Goalkeeper for Cork’s senior hurling team, Donal Og Cusack certainly has a fair share of influence. As a gay man, Og Cusack was in Foyle in Northern Ireland to take part in Foyle Pride, the city’s third annual event celebrating Gay Pride.

Cusack’s proud words during a speech at Foyle Pride have made headlines. As a sports star, Cusack has encountered and endured many adversities both on and off the field. However, he refuses to let his sexuality be his defining factor, and insists that just like everyone else, he is the sum of many parts.

“I'm an out gay man,” said Cusack. “For me that's a small part of the deal. Half a chapter in a lifetime story. But if maybe, out of curiosity, you've come to see me play and can't pick me out because we all wear helmets, I'm the one in front of the loudmouth at the front of the terrace with a megaphone.”

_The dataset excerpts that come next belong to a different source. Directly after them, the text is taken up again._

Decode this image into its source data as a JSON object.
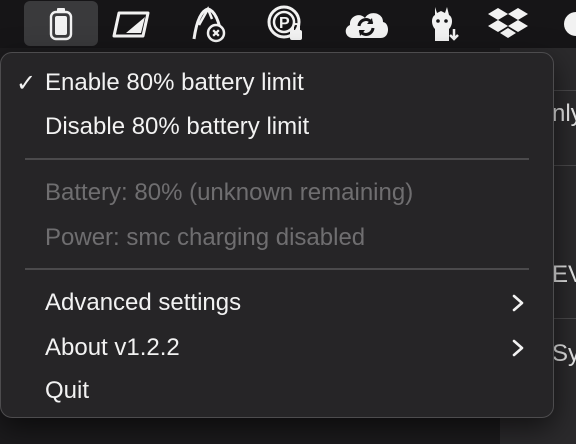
{
  "menubar": {
    "icons": [
      {
        "name": "battery-icon",
        "active": true
      },
      {
        "name": "window-icon",
        "active": false
      },
      {
        "name": "graph-icon",
        "active": false
      },
      {
        "name": "parking-lock-icon",
        "active": false
      },
      {
        "name": "cloud-sync-icon",
        "active": false
      },
      {
        "name": "alpaca-icon",
        "active": false
      },
      {
        "name": "dropbox-icon",
        "active": false
      },
      {
        "name": "partial-icon",
        "active": false
      }
    ]
  },
  "menu": {
    "enable_limit": {
      "check": "✓",
      "label": "Enable 80% battery limit",
      "checked": true
    },
    "disable_limit": {
      "label": "Disable 80% battery limit"
    },
    "battery_status": {
      "label": "Battery: 80% (unknown remaining)"
    },
    "power_status": {
      "label": "Power: smc charging disabled"
    },
    "advanced": {
      "label": "Advanced settings",
      "submenu": true
    },
    "about": {
      "label": "About v1.2.2",
      "submenu": true
    },
    "quit": {
      "label": "Quit"
    }
  },
  "background": {
    "row1": "nly",
    "row2": "EV",
    "row3": "Sy"
  },
  "colors": {
    "menu_bg": "#262527",
    "text": "#f2f2f2",
    "disabled_text": "#6f6e70",
    "active_icon_bg": "#3a3a3c"
  }
}
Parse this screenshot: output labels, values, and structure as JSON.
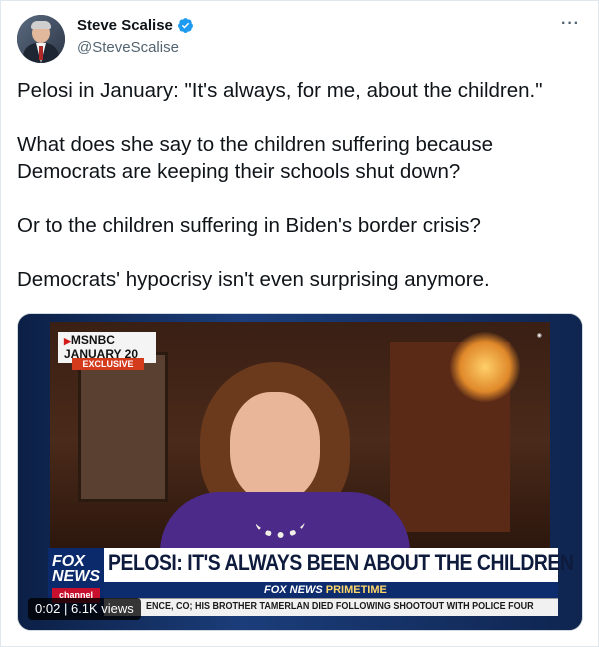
{
  "author": {
    "display_name": "Steve Scalise",
    "handle": "@SteveScalise",
    "avatar_icon": "avatar-portrait",
    "verified_icon": "verified-badge-icon"
  },
  "more_icon": "···",
  "tweet": {
    "paragraphs": [
      "Pelosi in January: \"It's always, for me, about the children.\"",
      "What does she say to the children suffering because Democrats are keeping their schools shut down?",
      "Or to the children suffering in Biden's border crisis?",
      "Democrats' hypocrisy isn't even surprising anymore."
    ],
    "paragraph2_line1": "What does she say to the children suffering because",
    "paragraph2_line2": "Democrats are keeping their schools shut down?"
  },
  "video": {
    "msnbc_line1": "MSNBC",
    "msnbc_line2": "JANUARY 20",
    "exclusive": "EXCLUSIVE",
    "fox_line1": "FOX",
    "fox_line2": "NEWS",
    "fox_channel": "channel",
    "headline": "PELOSI: IT'S ALWAYS BEEN ABOUT THE CHILDREN",
    "sub_title_brand": "FOX NEWS",
    "sub_title_show": "PRIMETIME",
    "ticker": "ENCE, CO; HIS BROTHER TAMERLAN DIED FOLLOWING SHOOTOUT WITH POLICE FOUR",
    "time": "0:02",
    "views": "6.1K views",
    "accent_colors": {
      "fox_blue": "#0a2a6c",
      "fox_red": "#c8102e",
      "verified_blue": "#1d9bf0"
    }
  }
}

"He'll be singing 'He's gay, he's bent, his ass is up for rent, Donal Og, Donal Og'. People will be staring at me, embarrassed. And I will be looking up the field. Not giving any attention to them.”

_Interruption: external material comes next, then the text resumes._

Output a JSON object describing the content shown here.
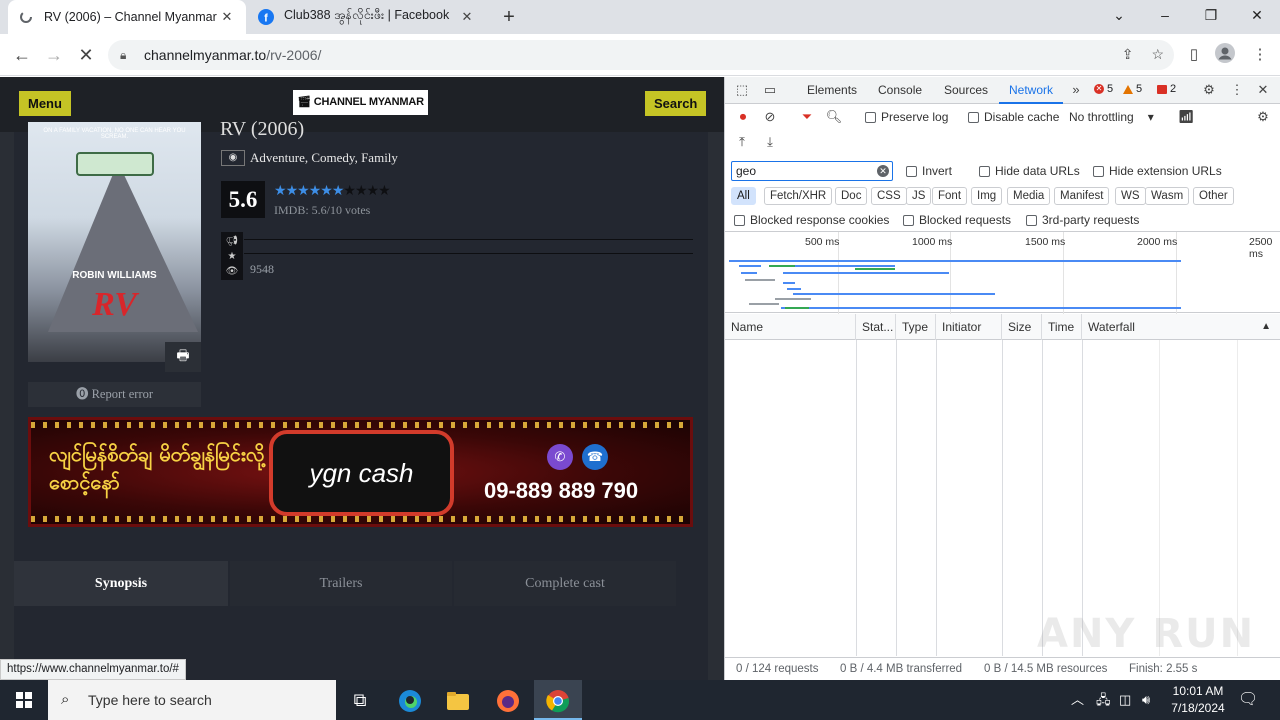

While speaking at Foyle Pride - which was first conceived in 2010 by Shá Gillespie - Cusack compared his experiences with his sexuality to that of travelling between the Republic and Northern Ireland.

"I thought of that today as I drove up from Cork because the place names started ringing different bells with me. The villages around home where I grew up, then the places with hurling clubs where I travelled to regularly. The further I travelled, the more people's definition of me changed. Yet with every mile of the journey I remained the same, just me.

"Then as I crossed the border, all the place names suddenly seemed to remind me of the Troubles, and the journey got to be about my own lazy definitions. I got to wonder if gaydar north of the Border comes with more advanced settings than we have down south. If I grew up here and walked into a crowded room like this, would I be saying gay Shinner three o'clock.

"When you go down that road, the whole business of labelling people and defining them and putting them into boxes -- it gets to be almost as comical as it is dangerous . . . And hey presto, once people have something to demonise or something to be scared of -- they don't know it's the poverty of their own lives.

"That's why I never hear what's going on in the terrace behind me. I'm in the privileged position that the people who try to police my life have no power. The guy with the megaphone or the big mouth has paid in to see me and embarrass himself. No matter what happens, I can't be the loser in that situation.

"I came out to be myself -- to be Donal Og Cusack. For 40 or 50 hours a week I'm an electrical engineer of a multi-national company. For a couple of other hours of the week I'm the chairperson for the Gaelic Players' Association. And for far fewer hours of the week, sadly -- even on a good week -- I am in bed with a man,” Og Cusack said, which was met with laughter.

"Like everyone else in this room, I am the sum total of many, many things. That to me is what pride is all about."